So when the day comes that the world feels returned to its normal axis, I expect we’ll see fewer highly charged encounters making headlines. In the meantime, the new rules apply. If you’re directly complicit in spreading hate or perpetuating suffering, maybe you should consider dining at home.

Like 10,000 resistance progressives before her, Wilkinson is claiming that Trump grants the left an exception to all the normal rules of social conduct. No one is for assaulting strangers in restaurants, she says, but on the other hand, he’s a Trump so the new rules apply.
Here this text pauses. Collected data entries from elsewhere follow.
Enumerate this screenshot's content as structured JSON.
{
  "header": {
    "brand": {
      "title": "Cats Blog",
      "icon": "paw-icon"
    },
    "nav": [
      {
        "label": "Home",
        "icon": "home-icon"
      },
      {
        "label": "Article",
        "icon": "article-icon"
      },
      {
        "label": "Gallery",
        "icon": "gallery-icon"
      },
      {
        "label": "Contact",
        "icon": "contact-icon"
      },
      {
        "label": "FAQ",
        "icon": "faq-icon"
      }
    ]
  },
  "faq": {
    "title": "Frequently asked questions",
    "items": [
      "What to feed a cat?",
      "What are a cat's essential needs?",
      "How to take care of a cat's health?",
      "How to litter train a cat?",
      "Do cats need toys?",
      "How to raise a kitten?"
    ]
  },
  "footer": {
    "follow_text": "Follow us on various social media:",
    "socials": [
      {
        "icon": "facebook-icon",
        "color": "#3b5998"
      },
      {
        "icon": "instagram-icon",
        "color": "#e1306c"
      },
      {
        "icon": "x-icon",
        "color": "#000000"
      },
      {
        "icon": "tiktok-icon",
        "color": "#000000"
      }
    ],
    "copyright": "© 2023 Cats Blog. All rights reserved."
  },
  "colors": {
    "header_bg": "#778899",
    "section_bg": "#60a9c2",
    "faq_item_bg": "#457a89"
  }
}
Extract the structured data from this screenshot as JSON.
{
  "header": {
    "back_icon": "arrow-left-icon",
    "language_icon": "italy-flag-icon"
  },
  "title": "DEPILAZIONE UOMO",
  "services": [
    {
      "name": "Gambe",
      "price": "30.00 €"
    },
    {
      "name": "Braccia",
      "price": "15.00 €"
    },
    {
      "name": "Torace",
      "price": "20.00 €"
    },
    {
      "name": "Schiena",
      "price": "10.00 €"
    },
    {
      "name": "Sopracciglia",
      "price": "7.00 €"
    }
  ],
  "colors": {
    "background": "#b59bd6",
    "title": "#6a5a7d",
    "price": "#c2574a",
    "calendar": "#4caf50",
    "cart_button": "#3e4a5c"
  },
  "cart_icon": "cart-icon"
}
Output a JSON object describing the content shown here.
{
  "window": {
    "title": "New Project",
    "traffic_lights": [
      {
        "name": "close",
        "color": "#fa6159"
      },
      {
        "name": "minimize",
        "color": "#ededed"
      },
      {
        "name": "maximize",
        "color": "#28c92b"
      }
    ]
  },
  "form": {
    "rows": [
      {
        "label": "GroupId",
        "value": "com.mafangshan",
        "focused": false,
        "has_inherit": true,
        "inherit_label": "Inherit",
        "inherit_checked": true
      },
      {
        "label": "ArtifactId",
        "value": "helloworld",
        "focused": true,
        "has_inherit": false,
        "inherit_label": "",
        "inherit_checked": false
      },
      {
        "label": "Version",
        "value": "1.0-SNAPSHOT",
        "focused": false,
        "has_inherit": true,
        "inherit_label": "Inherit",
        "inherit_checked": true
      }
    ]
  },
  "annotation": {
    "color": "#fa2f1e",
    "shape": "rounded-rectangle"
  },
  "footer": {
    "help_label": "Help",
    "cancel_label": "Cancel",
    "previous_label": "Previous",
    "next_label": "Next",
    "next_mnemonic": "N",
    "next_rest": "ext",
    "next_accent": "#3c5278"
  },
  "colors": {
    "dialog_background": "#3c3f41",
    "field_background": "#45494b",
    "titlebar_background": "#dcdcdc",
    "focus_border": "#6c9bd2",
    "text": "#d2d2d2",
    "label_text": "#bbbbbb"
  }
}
It never seems to occur to any of these folks that this same logic could be applied to literally any other group of people with regrettable results. In fact, I’m certain a similar strain of logic is floating through the brains of the idiots responsible for the recent spate of attacks on Jewish people in New York. The attackers would never attack a stranger on the street, but in this special case, the rules have shifted.

As for values, politics often has a lot to do with our values. Pick any hot-button political issue and you could reduce it to a conflict of values. Abortion is a conflict between the value to privacy/self-determination and the value of human life. Most people value both but when they are in conflict, some value one more than the other.

In general, different people will value different things but we all agree those differences don’t make it okay to assault everyone who feels differently in public. Some of the people we disagree with may even have obnoxious values we dislike intensely. Based on the piece above, I’d put Stephanie Wilkinson in that category. Her views are corrosive to the concept of a shared public space that is fundamental to civilization.